Hay un punto que particularmente me parece muy interesante en todo lo que respecta al deporte y sus efectos beneficiosos en nuestro organismo, y me voy a centrar en esta oportunidad en el sistema cardíaco.
Para empezar diré que nuestro corazón funciona las 24 horas del día sin descanso, se contrae y se relaja de manera constante para hacer llegar sangre a nuestro cuerpo, esta contiene (entre otras cosas) glóbulos rojos que son los encargados de transportar el oxígeno a todas las partes de nuestro cuerpo, mismo que es usado para producir energía en forma de ATP.
Cuando estamos trotando o haciendo cualquier tipo de actividad física los requerimientos de ENERGÍA aumentan, por lo tanto, se requerirá más sangre y más oxígeno para producirla, esta es la razón básica y explicada de una manera sencilla por lo que nuestro corazón se acelera.

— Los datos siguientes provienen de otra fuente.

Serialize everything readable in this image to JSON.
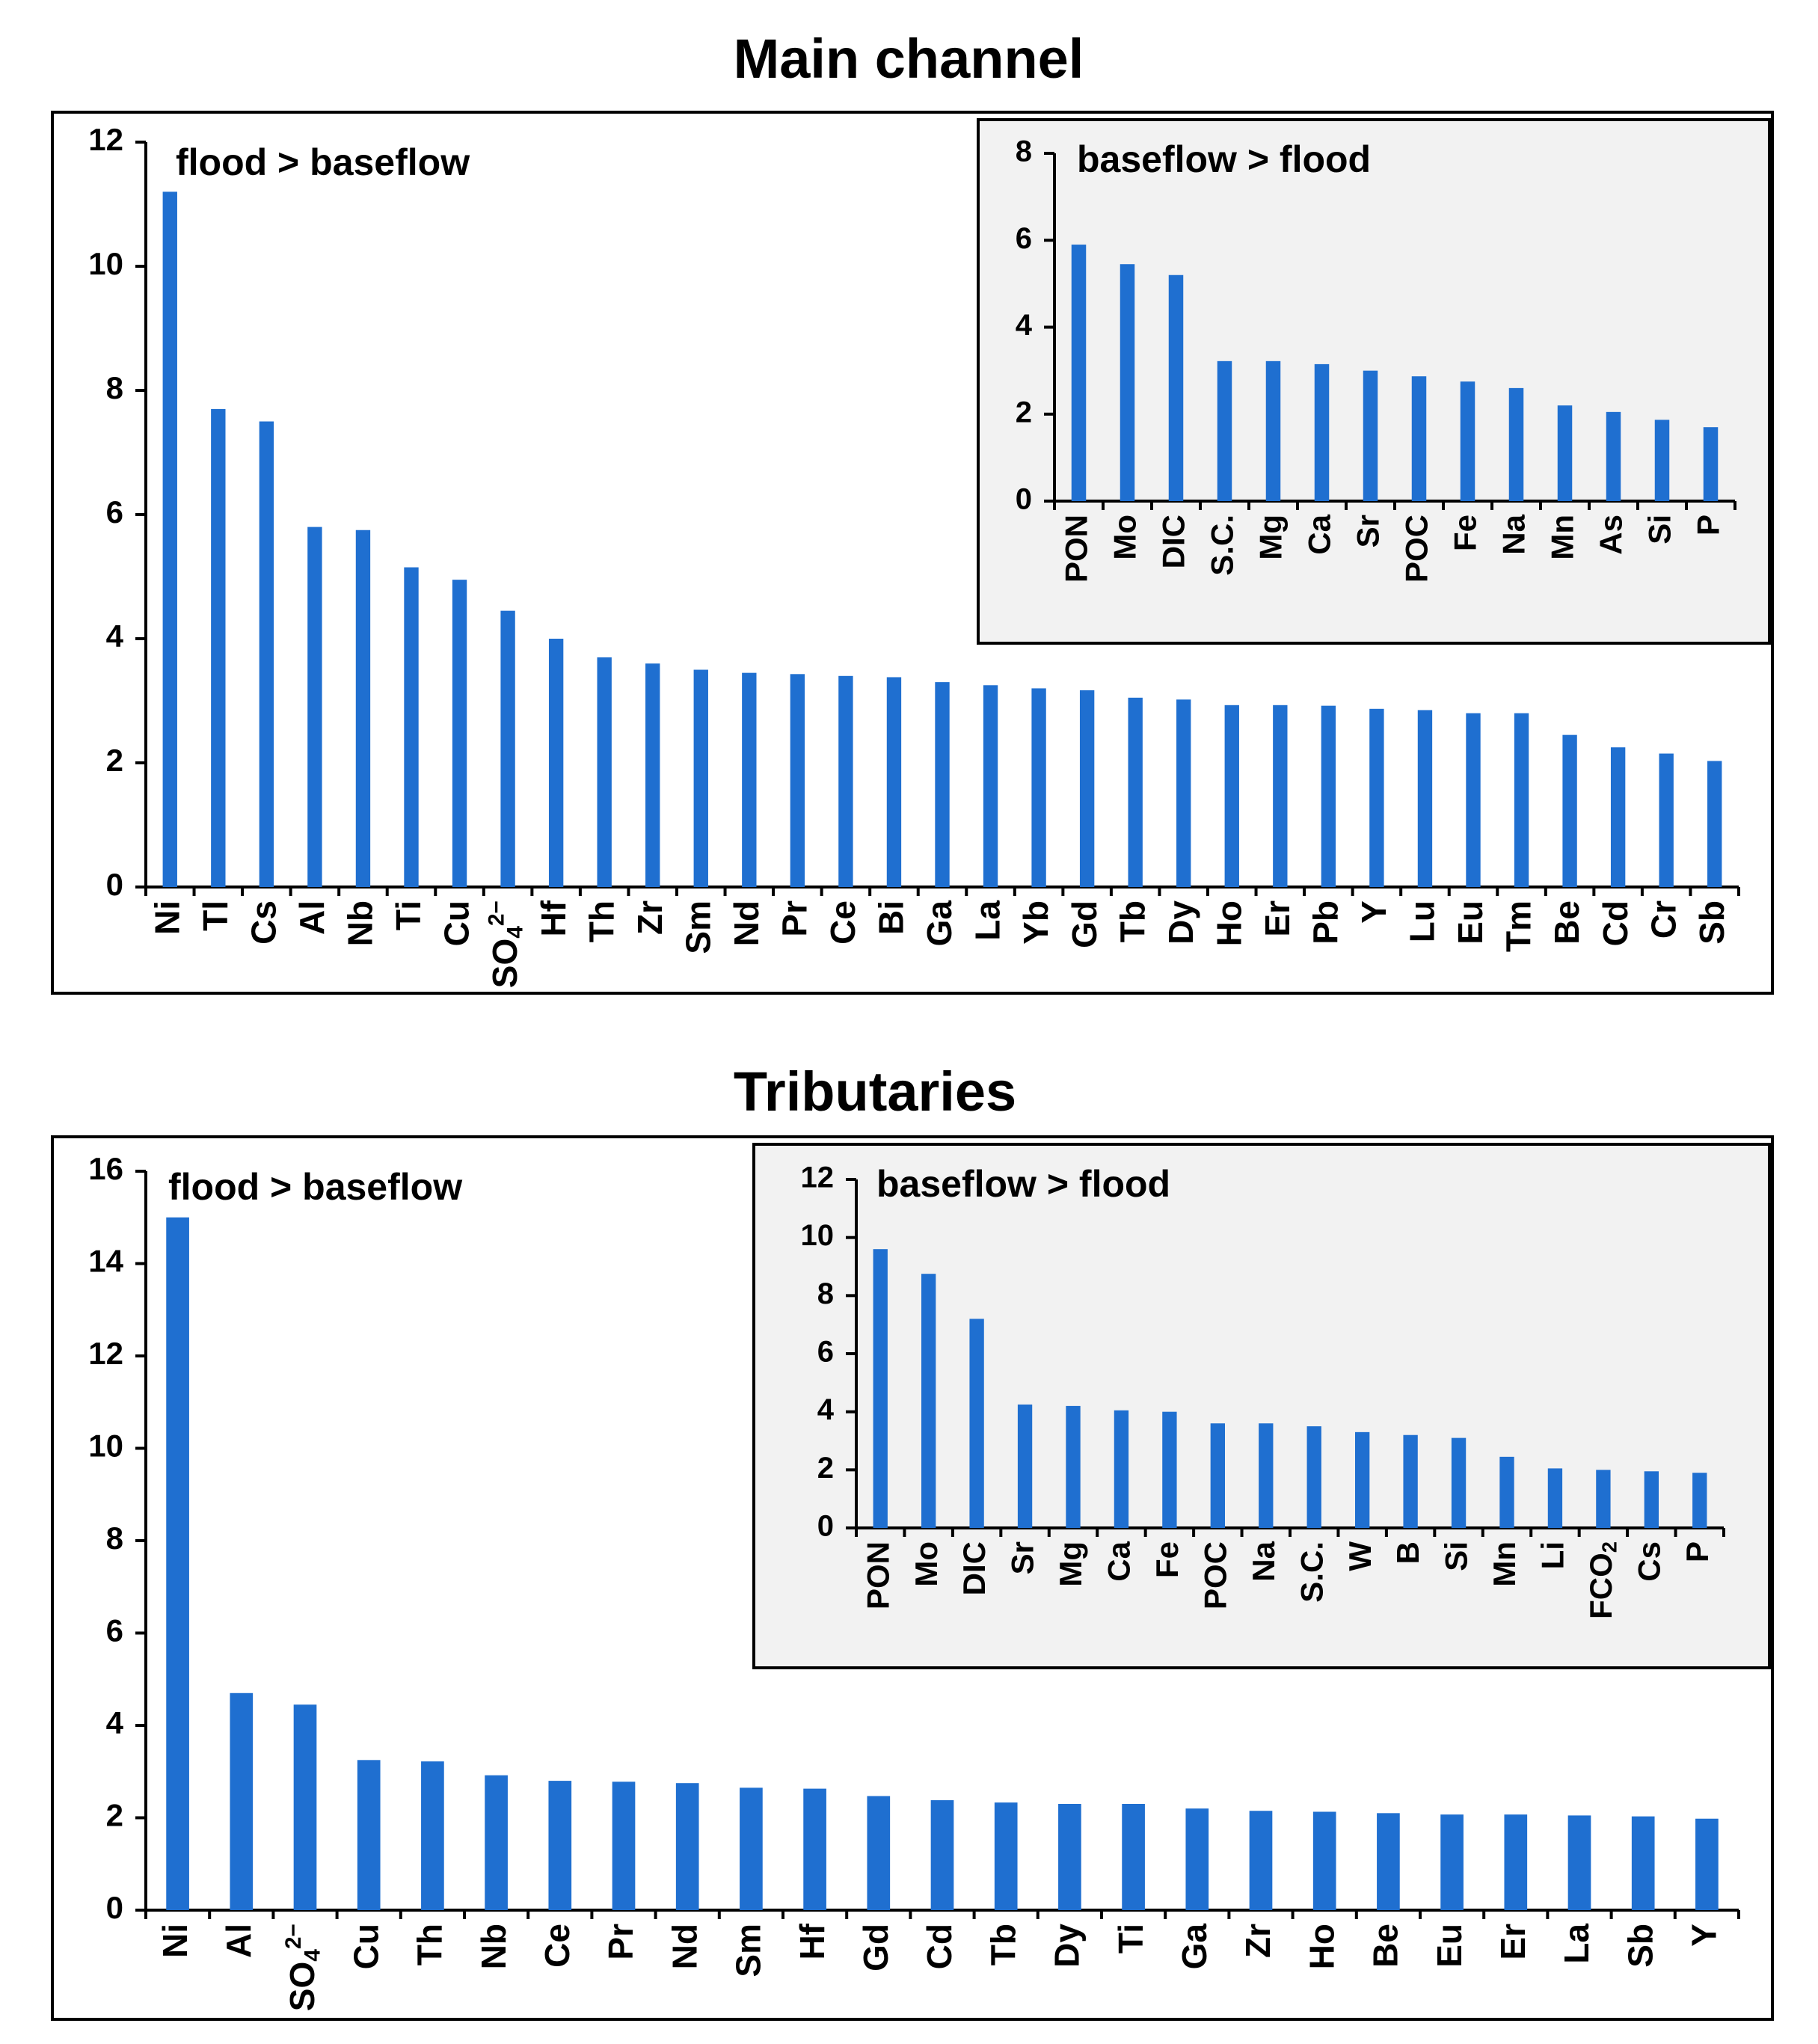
{
  "chart_data": [
    {
      "type": "bar",
      "title": "Main channel",
      "annotation": "flood > baseflow",
      "ylim": [
        0,
        12
      ],
      "yticks": [
        0,
        2,
        4,
        6,
        8,
        10,
        12
      ],
      "categories": [
        "Ni",
        "Tl",
        "Cs",
        "Al",
        "Nb",
        "Ti",
        "Cu",
        "SO4 2-",
        "Hf",
        "Th",
        "Zr",
        "Sm",
        "Nd",
        "Pr",
        "Ce",
        "Bi",
        "Ga",
        "La",
        "Yb",
        "Gd",
        "Tb",
        "Dy",
        "Ho",
        "Er",
        "Pb",
        "Y",
        "Lu",
        "Eu",
        "Tm",
        "Be",
        "Cd",
        "Cr",
        "Sb"
      ],
      "values": [
        11.2,
        7.7,
        7.5,
        5.8,
        5.75,
        5.15,
        4.95,
        4.45,
        4.0,
        3.7,
        3.6,
        3.5,
        3.45,
        3.43,
        3.4,
        3.38,
        3.3,
        3.25,
        3.2,
        3.17,
        3.05,
        3.02,
        2.93,
        2.93,
        2.92,
        2.87,
        2.85,
        2.8,
        2.8,
        2.45,
        2.25,
        2.15,
        2.03
      ],
      "xlabel": "",
      "ylabel": "",
      "inset": {
        "type": "bar",
        "annotation": "baseflow > flood",
        "ylim": [
          0,
          8
        ],
        "yticks": [
          0,
          2,
          4,
          6,
          8
        ],
        "categories": [
          "PON",
          "Mo",
          "DIC",
          "S.C.",
          "Mg",
          "Ca",
          "Sr",
          "POC",
          "Fe",
          "Na",
          "Mn",
          "As",
          "Si",
          "P"
        ],
        "values": [
          5.9,
          5.45,
          5.2,
          3.22,
          3.22,
          3.15,
          3.0,
          2.87,
          2.75,
          2.6,
          2.2,
          2.05,
          1.87,
          1.7
        ]
      }
    },
    {
      "type": "bar",
      "title": "Tributaries",
      "annotation": "flood > baseflow",
      "ylim": [
        0,
        16
      ],
      "yticks": [
        0,
        2,
        4,
        6,
        8,
        10,
        12,
        14,
        16
      ],
      "categories": [
        "Ni",
        "Al",
        "SO4 2-",
        "Cu",
        "Th",
        "Nb",
        "Ce",
        "Pr",
        "Nd",
        "Sm",
        "Hf",
        "Gd",
        "Cd",
        "Tb",
        "Dy",
        "Ti",
        "Ga",
        "Zr",
        "Ho",
        "Be",
        "Eu",
        "Er",
        "La",
        "Sb",
        "Y"
      ],
      "values": [
        15.0,
        4.7,
        4.45,
        3.25,
        3.22,
        2.92,
        2.8,
        2.78,
        2.75,
        2.65,
        2.63,
        2.47,
        2.38,
        2.33,
        2.3,
        2.3,
        2.2,
        2.15,
        2.13,
        2.1,
        2.07,
        2.07,
        2.05,
        2.03,
        1.98
      ],
      "xlabel": "",
      "ylabel": "",
      "inset": {
        "type": "bar",
        "annotation": "baseflow > flood",
        "ylim": [
          0,
          12
        ],
        "yticks": [
          0,
          2,
          4,
          6,
          8,
          10,
          12
        ],
        "categories": [
          "PON",
          "Mo",
          "DIC",
          "Sr",
          "Mg",
          "Ca",
          "Fe",
          "POC",
          "Na",
          "S.C.",
          "W",
          "B",
          "Si",
          "Mn",
          "Li",
          "FCO2",
          "Cs",
          "P"
        ],
        "values": [
          9.6,
          8.75,
          7.2,
          4.25,
          4.2,
          4.05,
          4.0,
          3.6,
          3.6,
          3.5,
          3.3,
          3.2,
          3.1,
          2.45,
          2.05,
          2.0,
          1.95,
          1.9
        ]
      }
    }
  ]
}
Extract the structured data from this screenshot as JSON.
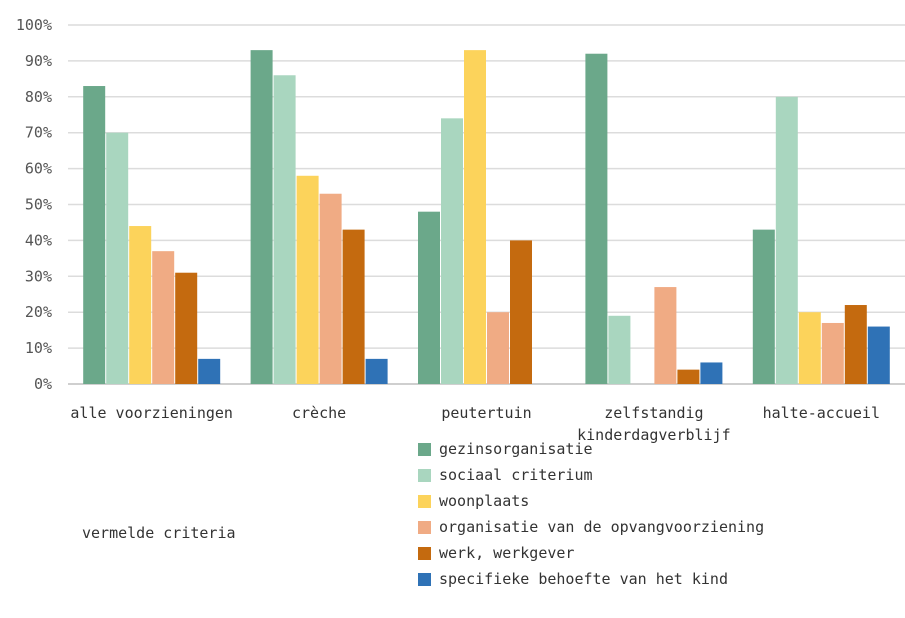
{
  "chart_data": {
    "type": "bar",
    "categories": [
      "alle voorzieningen",
      "crèche",
      "peutertuin",
      "zelfstandig kinderdagverblijf",
      "halte-accueil"
    ],
    "category_lines": [
      [
        "alle voorzieningen"
      ],
      [
        "crèche"
      ],
      [
        "peutertuin"
      ],
      [
        "zelfstandig",
        "kinderdagverblijf"
      ],
      [
        "halte-accueil"
      ]
    ],
    "y_ticks": [
      "0%",
      "10%",
      "20%",
      "30%",
      "40%",
      "50%",
      "60%",
      "70%",
      "80%",
      "90%",
      "100%"
    ],
    "ylim": [
      0,
      100
    ],
    "grid": true,
    "legend_position": "bottom",
    "series": [
      {
        "name": "gezinsorganisatie",
        "color": "#6ba88a",
        "values": [
          83,
          93,
          48,
          92,
          43
        ]
      },
      {
        "name": "sociaal criterium",
        "color": "#a9d6bf",
        "values": [
          70,
          86,
          74,
          19,
          80
        ]
      },
      {
        "name": "woonplaats",
        "color": "#fcd35b",
        "values": [
          44,
          58,
          93,
          0,
          20
        ]
      },
      {
        "name": "organisatie van de opvangvoorziening",
        "color": "#f0ab84",
        "values": [
          37,
          53,
          20,
          27,
          17
        ]
      },
      {
        "name": "werk, werkgever",
        "color": "#c46a0f",
        "values": [
          31,
          43,
          40,
          4,
          22
        ]
      },
      {
        "name": "specifieke behoefte van het kind",
        "color": "#2f72b6",
        "values": [
          7,
          7,
          0,
          6,
          16
        ]
      }
    ],
    "annotation": "vermelde criteria"
  }
}
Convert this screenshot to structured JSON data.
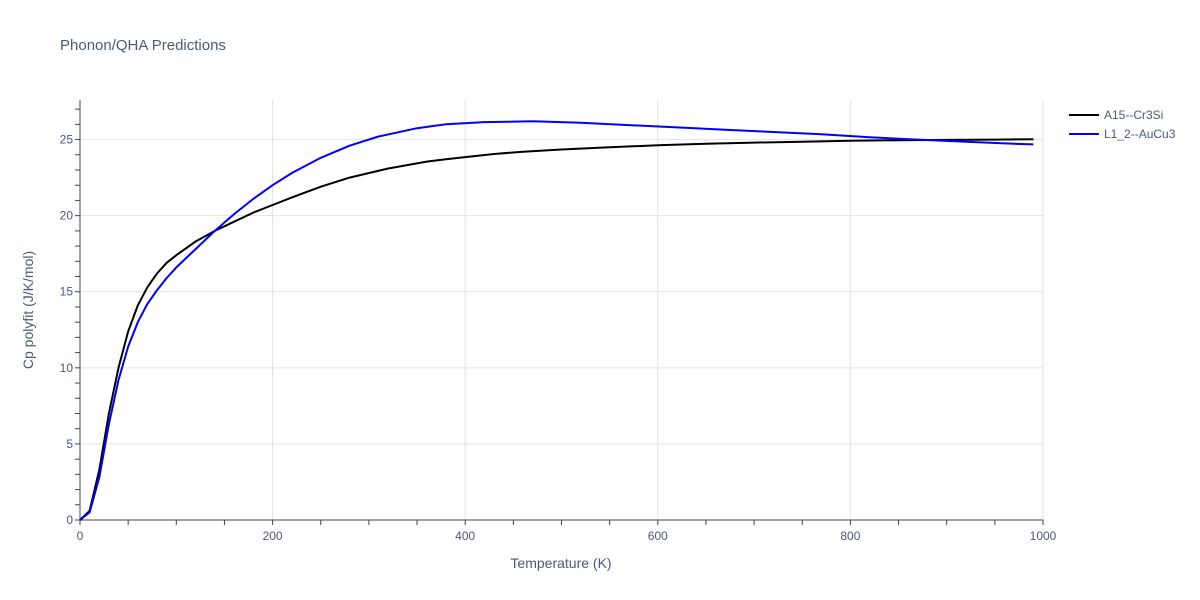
{
  "chart_data": {
    "type": "line",
    "title": "Phonon/QHA Predictions",
    "xlabel": "Temperature (K)",
    "ylabel": "Cp polyfit (J/K/mol)",
    "xlim": [
      0,
      1000
    ],
    "ylim": [
      0,
      27.6
    ],
    "xticks": [
      0,
      200,
      400,
      600,
      800,
      1000
    ],
    "yticks": [
      0,
      5,
      10,
      15,
      20,
      25
    ],
    "grid": true,
    "legend_position": "top-right",
    "series": [
      {
        "name": "A15--Cr3Si",
        "color": "#000000",
        "x": [
          0,
          10,
          20,
          30,
          40,
          50,
          60,
          70,
          80,
          90,
          100,
          120,
          140,
          160,
          180,
          200,
          220,
          250,
          280,
          320,
          360,
          380,
          400,
          430,
          460,
          500,
          550,
          600,
          650,
          700,
          750,
          800,
          850,
          900,
          950,
          990
        ],
        "y": [
          0,
          0.6,
          3.3,
          7.0,
          10.0,
          12.4,
          14.1,
          15.3,
          16.2,
          16.9,
          17.4,
          18.3,
          19.0,
          19.6,
          20.2,
          20.7,
          21.2,
          21.9,
          22.5,
          23.1,
          23.55,
          23.7,
          23.85,
          24.05,
          24.2,
          24.35,
          24.5,
          24.62,
          24.72,
          24.8,
          24.86,
          24.92,
          24.96,
          24.98,
          25.0,
          25.02
        ]
      },
      {
        "name": "L1_2--AuCu3",
        "color": "#0000ff",
        "x": [
          0,
          10,
          20,
          30,
          40,
          50,
          60,
          70,
          80,
          90,
          100,
          120,
          140,
          160,
          180,
          200,
          220,
          250,
          280,
          310,
          350,
          380,
          420,
          470,
          520,
          570,
          620,
          670,
          720,
          770,
          820,
          870,
          920,
          970,
          990
        ],
        "y": [
          0,
          0.5,
          2.8,
          6.3,
          9.2,
          11.4,
          13.0,
          14.2,
          15.1,
          15.9,
          16.6,
          17.8,
          19.0,
          20.1,
          21.1,
          22.0,
          22.8,
          23.8,
          24.6,
          25.2,
          25.75,
          26.0,
          26.15,
          26.2,
          26.1,
          25.95,
          25.8,
          25.65,
          25.5,
          25.35,
          25.15,
          25.0,
          24.85,
          24.72,
          24.68
        ]
      }
    ]
  }
}
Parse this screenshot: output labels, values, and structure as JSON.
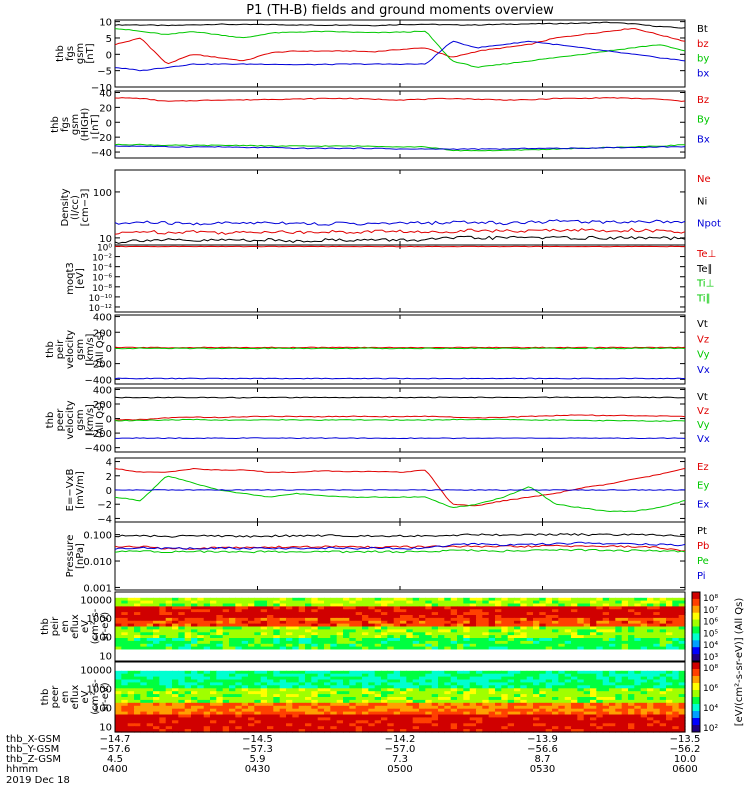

Pero en condiciones normales, lo que es considerado como valor normal es una frecuencia cardíaca entre 60 y 100 latidos por minutos, en el caso de los atletas es diferente, y esto me llamó la atención mis primeros días de estudios de mi carrera.
Resulta que los atletas pueden tener una frecuencia cardíaca en estado de reposo de hasta 40 latidos por minutos, lo que puede parecer anormal. Pero lo que ocurre en este caso es que su corazón, siendo un gran músculo, se ha fortalecido de tal manera por el ejercicio, que amerita menos latidos para hacer llegar la misma cantidad de sangre a todo el cuerpo, en cambio, cuando se comienza el ejercicio ocurre lo contrario.
Puede pasar de 40 a 150 latidos por minutos en cuestión de segundos, para poder enviar los requerimientos necesarios de oxígeno y aumentar su rendimiento físico, sin que implique esto un a anomalía. Esto lo logran después de años de ejercitarse, y es una particularidad de los atletas de alto rendimiento.
Lo vi en persona, y me pareció algo que tenía que compartir, es evidente que el ejercicio hace bien a todos, pero no siempre se sabe con exactitud estos detalles.